技術は開発済みのようですが、実用化にはまだ至っていないとのことで京都大学と共同研究をおこない、3年後の事業化を目指し実証研究を進めているようです。
出典:島津製作所
装置の構成としては超音波振動によって構造物に超音波を伝搬し、振動により構造物表面に発生する変位をレーザー照明とカメラで検知→可視化する。という仕組みのようです。
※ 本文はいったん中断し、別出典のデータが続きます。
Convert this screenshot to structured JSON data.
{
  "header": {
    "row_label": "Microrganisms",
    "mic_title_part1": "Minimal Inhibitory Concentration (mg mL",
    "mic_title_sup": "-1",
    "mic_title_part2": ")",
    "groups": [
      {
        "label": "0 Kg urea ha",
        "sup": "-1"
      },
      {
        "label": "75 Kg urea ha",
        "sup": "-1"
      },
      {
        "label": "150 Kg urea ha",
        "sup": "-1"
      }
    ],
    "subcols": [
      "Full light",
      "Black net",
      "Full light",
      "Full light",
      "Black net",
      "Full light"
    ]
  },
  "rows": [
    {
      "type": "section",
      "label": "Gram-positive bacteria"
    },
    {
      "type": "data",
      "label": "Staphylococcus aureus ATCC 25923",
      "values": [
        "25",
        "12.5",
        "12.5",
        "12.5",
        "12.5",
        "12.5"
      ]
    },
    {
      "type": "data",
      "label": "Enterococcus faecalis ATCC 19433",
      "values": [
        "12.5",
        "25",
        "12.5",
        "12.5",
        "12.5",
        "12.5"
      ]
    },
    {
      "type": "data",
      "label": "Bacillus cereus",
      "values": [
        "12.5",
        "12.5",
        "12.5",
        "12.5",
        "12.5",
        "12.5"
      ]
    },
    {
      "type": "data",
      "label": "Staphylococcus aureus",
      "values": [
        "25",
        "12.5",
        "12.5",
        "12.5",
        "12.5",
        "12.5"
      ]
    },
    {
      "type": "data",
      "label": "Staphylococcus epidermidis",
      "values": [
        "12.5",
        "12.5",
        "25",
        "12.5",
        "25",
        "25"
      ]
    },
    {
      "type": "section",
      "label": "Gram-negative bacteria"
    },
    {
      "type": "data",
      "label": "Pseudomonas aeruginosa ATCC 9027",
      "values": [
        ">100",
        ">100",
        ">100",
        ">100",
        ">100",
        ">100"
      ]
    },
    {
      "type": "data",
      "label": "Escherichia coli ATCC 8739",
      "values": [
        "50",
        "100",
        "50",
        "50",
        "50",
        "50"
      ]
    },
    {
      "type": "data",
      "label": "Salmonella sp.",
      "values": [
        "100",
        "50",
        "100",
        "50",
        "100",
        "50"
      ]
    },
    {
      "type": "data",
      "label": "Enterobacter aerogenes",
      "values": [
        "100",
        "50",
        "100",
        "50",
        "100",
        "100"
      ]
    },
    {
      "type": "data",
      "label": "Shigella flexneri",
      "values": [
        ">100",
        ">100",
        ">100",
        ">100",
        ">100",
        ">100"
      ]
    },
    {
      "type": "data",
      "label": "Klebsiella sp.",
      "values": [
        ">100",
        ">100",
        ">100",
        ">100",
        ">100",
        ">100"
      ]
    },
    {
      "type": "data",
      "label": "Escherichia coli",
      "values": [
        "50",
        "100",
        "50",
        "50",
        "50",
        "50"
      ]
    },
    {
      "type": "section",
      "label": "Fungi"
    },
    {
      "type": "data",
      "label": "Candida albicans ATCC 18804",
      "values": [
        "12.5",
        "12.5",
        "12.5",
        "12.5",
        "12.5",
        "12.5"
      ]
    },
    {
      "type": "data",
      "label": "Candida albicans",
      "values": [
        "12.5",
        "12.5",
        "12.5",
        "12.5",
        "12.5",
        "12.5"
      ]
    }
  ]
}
(上図)
出典:島津製作所
上図は基礎実験の可視化例ということで、微小なひび割れの検知や塗膜下の亀裂や浮きなどの目視では確認できない部分も検知できるようで、これが実用化されることで検査前の塗膜除去が不要になるとのこと。
効率化と熟練度に依存しない現場作業の為に
この島津製作所様の技術ですが、開発の根本には構造物の検査において現場作業者の熟練度に依存しないという所があるようで、やはり現状の業界において、作業者の感覚に依存してしまっている部分が多いのは否めないといったところでしょうか。
目視や打診検査の打音など人の感覚に頼る部分には、多かれ少なかれ経験の違いによる見落としがあったり判定にバラつきがでたりします。
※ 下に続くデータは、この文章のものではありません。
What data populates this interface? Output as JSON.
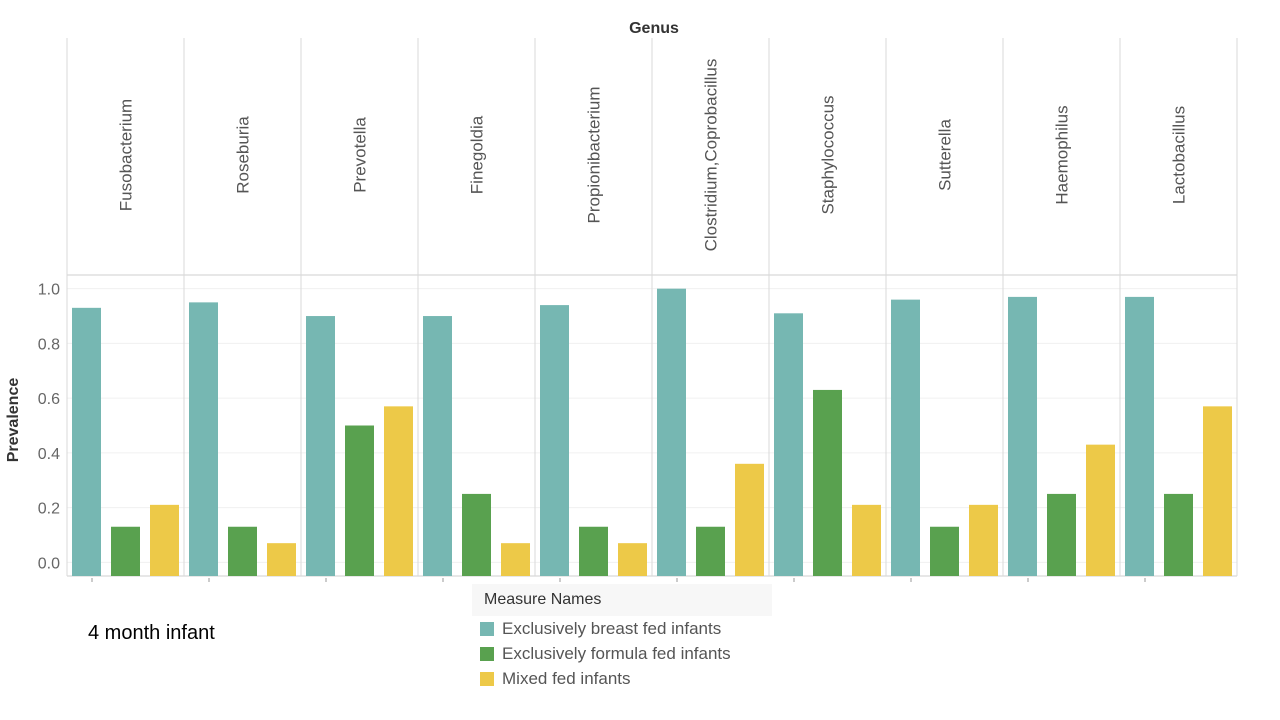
{
  "header": {
    "title": "Genus"
  },
  "caption": "4 month infant",
  "legend": {
    "title": "Measure Names",
    "items": [
      {
        "label": "Exclusively breast fed infants",
        "color": "#76b7b2"
      },
      {
        "label": "Exclusively formula fed infants",
        "color": "#59a14f"
      },
      {
        "label": "Mixed fed infants",
        "color": "#edc948"
      }
    ]
  },
  "chart_data": {
    "type": "bar",
    "ylabel": "Prevalence",
    "xlabel": "",
    "ylim": [
      -0.05,
      1.05
    ],
    "yticks": [
      0.0,
      0.2,
      0.4,
      0.6,
      0.8,
      1.0
    ],
    "ytick_labels": [
      "0.0",
      "0.2",
      "0.4",
      "0.6",
      "0.8",
      "1.0"
    ],
    "categories": [
      "Fusobacterium",
      "Roseburia",
      "Prevotella",
      "Finegoldia",
      "Propionibacterium",
      "Clostridium,Coprobacillus",
      "Staphylococcus",
      "Sutterella",
      "Haemophilus",
      "Lactobacillus"
    ],
    "series": [
      {
        "name": "Exclusively breast fed infants",
        "color": "#76b7b2",
        "values": [
          0.93,
          0.95,
          0.9,
          0.9,
          0.94,
          1.0,
          0.91,
          0.96,
          0.97,
          0.97
        ]
      },
      {
        "name": "Exclusively formula fed infants",
        "color": "#59a14f",
        "values": [
          0.13,
          0.13,
          0.5,
          0.25,
          0.13,
          0.13,
          0.63,
          0.13,
          0.25,
          0.25
        ]
      },
      {
        "name": "Mixed fed infants",
        "color": "#edc948",
        "values": [
          0.21,
          0.07,
          0.57,
          0.07,
          0.07,
          0.36,
          0.21,
          0.21,
          0.43,
          0.57
        ]
      }
    ],
    "grid": true,
    "legend_position": "bottom"
  }
}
以前の記事で紹介したICT建設然り、こういった作業者の熟練度に関係なく素早く正確な作業をおこなえるというのは、業界にとっては作業の効率化以上に大きな変革になり得ます。
スギテックでも現場のアナログな部分を改善するという視点から作業報告書作成システムのSINQAを開発しましたが、それらが改善できることにより労働環境の改善にも繋がっています。
当たり前のようにおこなわれてきたアナログ部分の改善、熟練者以外でも判断・作業可能な環境を作り出しそこに最適なリソースを割り当てることで、マンパワー不足・リソース不足という問題改善にも繋がるのではないでしょうか。
現段階でも赤外線カメラをはじめ構造物の非破壊検査手法は色々とありますが、また新たな技術が業界に登場してきそうです。これは動きを追っていきたいですね。